The Mafia Queen tilted her head, studying him for a moment. Then she looked past him to where Nora sat on the mattress, still staring at the wall, not even reacting to the open door or the presence of others.
“Interesting,” the Mafia Queen said. “She’s really broken, isn’t she?”
Noah felt a surge of protective anger. “She’s a human being who’s been tortured and imprisoned. What did you expect?”
“I expected her to be stronger,” the Mafia Queen said. “But I suppose everyone has their breaking point.”
She stepped further into the room, and Noah instinctively moved between her and Nora. The Mafia Queen noticed this and seemed amused.
“How touching,” she said. “You still want to protect her, even though she won’t even speak to you.”
“Leave her alone,” Noah said.
“Or what?” the Mafia Queen challenged. “What exactly are you going to do, Noah? You’re a prisoner here, just like her. You have no power, no leverage, no options.”

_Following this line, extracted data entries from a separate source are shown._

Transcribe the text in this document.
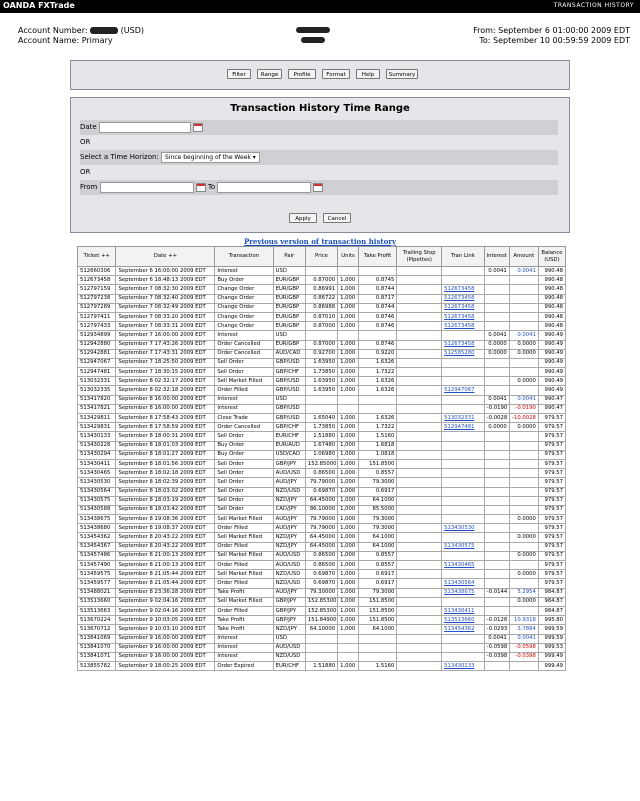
OANDA FXTrade	TRANSACTION HISTORY
Account Number:	(USD)
Account Name: Primary
From: September 6 01:00:00 2009 EDT
To: September 10 00:59:59 2009 EDT
Filter	Range	Profile	Format	Help	Summary
Transaction History Time Range
Date
OR
Select a Time Horizon: Since beginning of the Week ▾
OR
From	To
Apply	Cancel
Previous version of transaction history
Ticket ++	Date ++	Transaction	Pair	Price	Units	Take Profit	Trailing Stop (Pipettes)	Tran Link	Interest	Amount	Balance (USD)
512660306	September 6 16:00:00 2009 EDT	Interest	USD						0.0041	0.0041	990.48
512673458	September 6 18:48:13 2009 EDT	Buy Order	EUR/GBP	0.87000	1,000	0.8745					990.48
512797159	September 7 08:32:30 2009 EDT	Change Order	EUR/GBP	0.86991	1,000	0.8744		512673458			990.48
512797238	September 7 08:32:40 2009 EDT	Change Order	EUR/GBP	0.86722	1,000	0.8717		512673458			990.48
512797289	September 7 08:32:49 2009 EDT	Change Order	EUR/GBP	0.86988	1,000	0.8744		512673458			990.48
512797411	September 7 08:33:20 2009 EDT	Change Order	EUR/GBP	0.87010	1,000	0.8746		512673458			990.48
512797433	September 7 08:33:31 2009 EDT	Change Order	EUR/GBP	0.87000	1,000	0.8746		512673458			990.48
512934899	September 7 16:00:00 2009 EDT	Interest	USD						0.0041	0.0041	990.49
512942880	September 7 17:43:26 2009 EDT	Order Cancelled	EUR/GBP	0.87000	1,000	0.8746		512673458	0.0000	0.0000	990.49
512942881	September 7 17:43:31 2009 EDT	Order Cancelled	AUD/CAD	0.92700	1,000	0.9220		512585280	0.0000	0.0000	990.49
512947067	September 7 18:25:50 2009 EDT	Sell Order	GBP/USD	1.63950	1,000	1.6326					990.49
512947481	September 7 18:30:15 2009 EDT	Sell Order	GBP/CHF	1.73850	1,000	1.7322					990.49
513032331	September 8 02:32:17 2009 EDT	Sell Market Filled	GBP/USD	1.63950	1,000	1.6326				0.0000	990.49
513032335	September 8 02:32:18 2009 EDT	Order Filled	GBP/USD	1.63950	1,000	1.6326		512947067			990.49
513417820	September 8 16:00:00 2009 EDT	Interest	USD						0.0041	0.0041	990.47
513417821	September 8 16:00:00 2009 EDT	Interest	GBP/USD						-0.0190	-0.0190	990.47
513429811	September 8 17:58:43 2009 EDT	Close Trade	GBP/USD	1.65040	1,000	1.6326		513032331	-0.0028	-10.0028	979.57
513429831	September 8 17:58:59 2009 EDT	Order Cancelled	GBP/CHF	1.73850	1,000	1.7322		512947481	0.0000	0.0000	979.57
513430133	September 8 18:00:31 2009 EDT	Sell Order	EUR/CHF	1.51880	1,000	1.5160					979.57
513430228	September 8 18:01:03 2009 EDT	Buy Order	EUR/AUD	1.67480	1,000	1.6818					979.57
513430294	September 8 18:01:27 2009 EDT	Buy Order	USD/CAD	1.06980	1,000	1.0818					979.57
513430411	September 8 18:01:56 2009 EDT	Sell Order	GBP/JPY	152.85000	1,000	151.8500					979.57
513430465	September 8 18:02:18 2009 EDT	Sell Order	AUD/USD	0.86500	1,000	0.8557					979.57
513430530	September 8 18:02:39 2009 EDT	Sell Order	AUD/JPY	79.79000	1,000	79.3000					979.57
513430564	September 8 18:03:02 2009 EDT	Sell Order	NZD/USD	0.69870	1,000	0.6917					979.57
513430575	September 8 18:03:19 2009 EDT	Sell Order	NZD/JPY	64.45000	1,000	64.1000					979.57
513430588	September 8 18:03:42 2009 EDT	Sell Order	CAD/JPY	86.10000	1,000	85.5000					979.57
513438675	September 8 19:08:36 2009 EDT	Sell Market Filled	AUD/JPY	79.79000	1,000	79.3000				0.0000	979.57
513438680	September 8 19:08:37 2009 EDT	Order Filled	AUD/JPY	79.79000	1,000	79.3000		513430530			979.57
513454362	September 8 20:43:22 2009 EDT	Sell Market Filled	NZD/JPY	64.45000	1,000	64.1000				0.0000	979.57
513454367	September 8 20:43:22 2009 EDT	Order Filled	NZD/JPY	64.45000	1,000	64.1000		513430575			979.57
513457486	September 8 21:00:13 2009 EDT	Sell Market Filled	AUD/USD	0.86500	1,000	0.8557				0.0000	979.57
513457490	September 8 21:00:13 2009 EDT	Order Filled	AUD/USD	0.86500	1,000	0.8557		513430465			979.57
513459575	September 8 21:05:44 2009 EDT	Sell Market Filled	NZD/USD	0.69870	1,000	0.6917				0.0000	979.57
513459577	September 8 21:05:44 2009 EDT	Order Filled	NZD/USD	0.69870	1,000	0.6917		513430564			979.57
513488021	September 8 23:36:28 2009 EDT	Take Profit	AUD/JPY	79.30000	1,000	79.3000		513438675	-0.0144	5.2954	984.87
513513660	September 9 02:04:16 2009 EDT	Sell Market Filled	GBP/JPY	152.85300	1,000	151.8500				0.0000	984.87
513513663	September 9 02:04:16 2009 EDT	Order Filled	GBP/JPY	152.85300	1,000	151.8500		513430411			984.87
513670224	September 9 10:03:05 2009 EDT	Take Profit	GBP/JPY	151.84900	1,000	151.8500		513513660	-0.0128	10.9318	995.80
513670712	September 9 10:03:10 2009 EDT	Take Profit	NZD/JPY	64.10000	1,000	64.1000		513454362	-0.0293	3.7884	999.59
513841069	September 9 16:00:00 2009 EDT	Interest	USD						0.0041	0.0041	999.59
513841070	September 9 16:00:00 2009 EDT	Interest	AUD/USD						-0.0598	-0.0598	999.53
513841071	September 9 16:00:00 2009 EDT	Interest	NZD/USD						-0.0398	-0.0398	999.49
513855782	September 9 18:00:25 2009 EDT	Order Expired	EUR/CHF	1.51880	1,000	1.5160		513430133			999.49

Noah clenched his jaw, knowing she was right but hating it.
The Mafia Queen moved closer to Nora, crouching down to look at her face. Nora’s eyes flickered briefly toward the masked figure, the first sign of awareness she’d shown in days.
“Hello, sister,” the Mafia Queen said, her voice carrying a strange mix of affection and cruelty.
Noah’s blood ran cold. “What did you say?”
The Mafia Queen stood and reached up to her mask. With deliberate slowness, she removed it, revealing the face beneath.
Lo and behold, the Mafia Queen was her sister Sussie.
Noah stared at her in shock, his mind struggling to process this new revelation. First Ben, now Sussie. How deep did this conspiracy go? How many people in Nora’s life had been manipulating her from the very beginning?
Sussie smiled at his expression, clearly enjoying his shock. “Surprise,” she said simply, her voice now fully recognizable without the mask’s distortion.